In October last year, I blogged about the databases about nature conservation that I had started gathering. What I was discovering was overwhelming: the amount of topics, the amount of data per topic and the amount of databases that contain all that. Since then, I continued collecting and I reached over 50 databases and 30 database aggregators. The list is still growing and I am still occasionally bumping into yet another 400 pound gorilla in the room that I had not noticed before. Two such heavyweights are the UN’s Biodiversity Lab and Microsoft’s Planetary Computer. So, I am still drowning, but the outlines of the waters that I am drowning in, have become a lot clearer.
This post sketches those outlines, starting at the point where data is created, and moving towards the point where policy makers create policy.

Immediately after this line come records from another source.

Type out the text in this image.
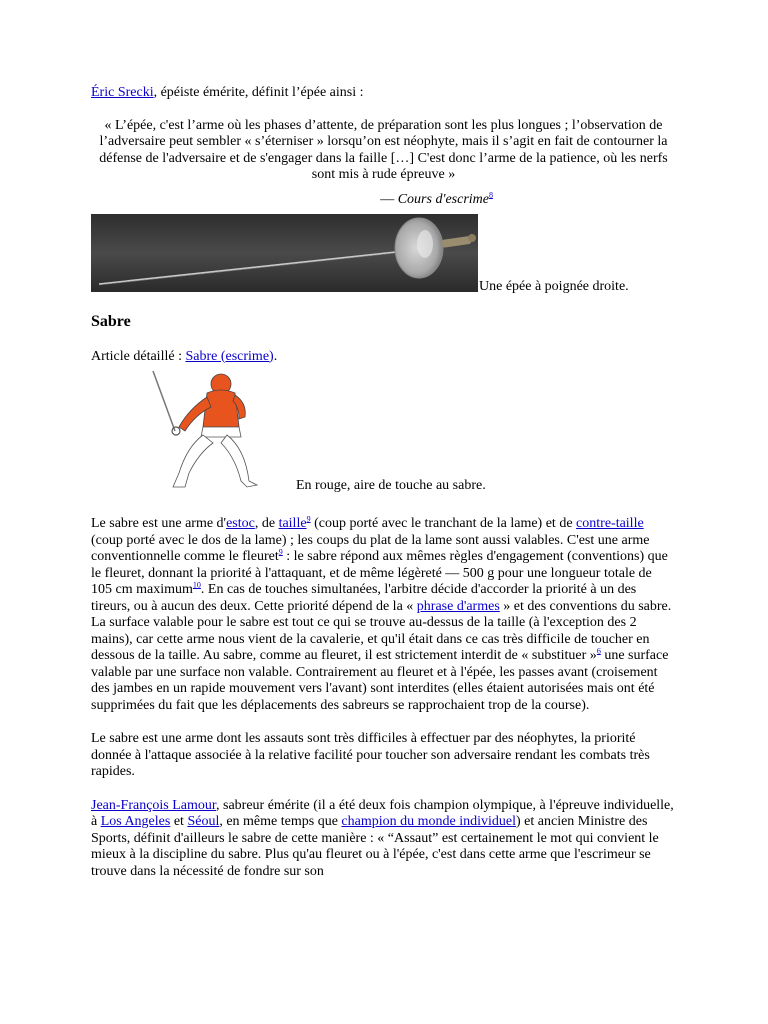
Éric Srecki, épéiste émérite, définit l’épée ainsi :

« L’épée, c'est l’arme où les phases d’attente, de préparation sont les plus longues ; l’observation de l’adversaire peut sembler « s’éterniser » lorsqu’on est néophyte, mais il s’agit en fait de contourner la défense de l'adversaire et de s'engager dans la faille […] C'est donc l’arme de la patience, où les nerfs sont mis à rude épreuve »

— Cours d'escrime$^8$

Une épée à poignée droite.
Sabre

Article détaillé : Sabre (escrime).

En rouge, aire de touche au sabre.

Le sabre est une arme d'estoc, de taille$^9$ (coup porté avec le tranchant de la lame) et de contre-taille (coup porté avec le dos de la lame) ; les coups du plat de la lame sont aussi valables. C'est une arme conventionnelle comme le fleuret$^9$ : le sabre répond aux mêmes règles d'engagement (conventions) que le fleuret, donnant la priorité à l'attaquant, et de même légèreté — 500 g pour une longueur totale de 105 cm maximum$^{10}$. En cas de touches simultanées, l'arbitre décide d'accorder la priorité à un des tireurs, ou à aucun des deux. Cette priorité dépend de la « phrase d'armes » et des conventions du sabre. La surface valable pour le sabre est tout ce qui se trouve au-dessus de la taille (à l'exception des 2 mains), car cette arme nous vient de la cavalerie, et qu'il était dans ce cas très difficile de toucher en dessous de la taille. Au sabre, comme au fleuret, il est strictement interdit de « substituer »$^6$ une surface valable par une surface non valable. Contrairement au fleuret et à l'épée, les passes avant (croisement des jambes en un rapide mouvement vers l'avant) sont interdites (elles étaient autorisées mais ont été supprimées du fait que les déplacements des sabreurs se rapprochaient trop de la course).

Le sabre est une arme dont les assauts sont très difficiles à effectuer par des néophytes, la priorité donnée à l'attaque associée à la relative facilité pour toucher son adversaire rendant les combats très rapides.

Jean-François Lamour, sabreur émérite (il a été deux fois champion olympique, à l'épreuve individuelle, à Los Angeles et Séoul, en même temps que champion du monde individuel) et ancien Ministre des Sports, définit d'ailleurs le sabre de cette manière : « “Assaut” est certainement le mot qui convient le mieux à la discipline du sabre. Plus qu'au fleuret ou à l'épée, c'est dans cette arme que l'escrimeur se trouve dans la nécessité de fondre sur son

So, countless people and countless machines create data about nature. The people typically are scientists and their assistants, government workers, researchers and their assistants at companies, hobbyists such as bird watchers and other amateur experts, and, nowadays, citizen scientists with a note pad, laptop or a phone. Those are, I don’t know, but perhaps tens of millions of people worldwide. They use countless machines to create the data, and some of these machines create unimaginable amounts of data on a yearly basis. There are for example 1335 buoys of the US’ National Oceanic and Atmospheric Administration and partners floating in the ocean ( and of course, there is a database driven map that keeps track of them ), and there dozens or perhaps hundreds of satellites observing earth’s nature. One of them is called Sentinel 2, which creates images of the earth with pixels that represent as little as 10 by 10 meters. So, my mom’s garden has two or three pixels dedicated to it.
The databases, repositories and aggregators
Those three pixels and all the other data has to go somewhere, and it goes into databases – you guessed it. Again, there are countless numbers of people involved in just that, getting the data into databases and managing it. Not as many as there are data creators, but still a lot.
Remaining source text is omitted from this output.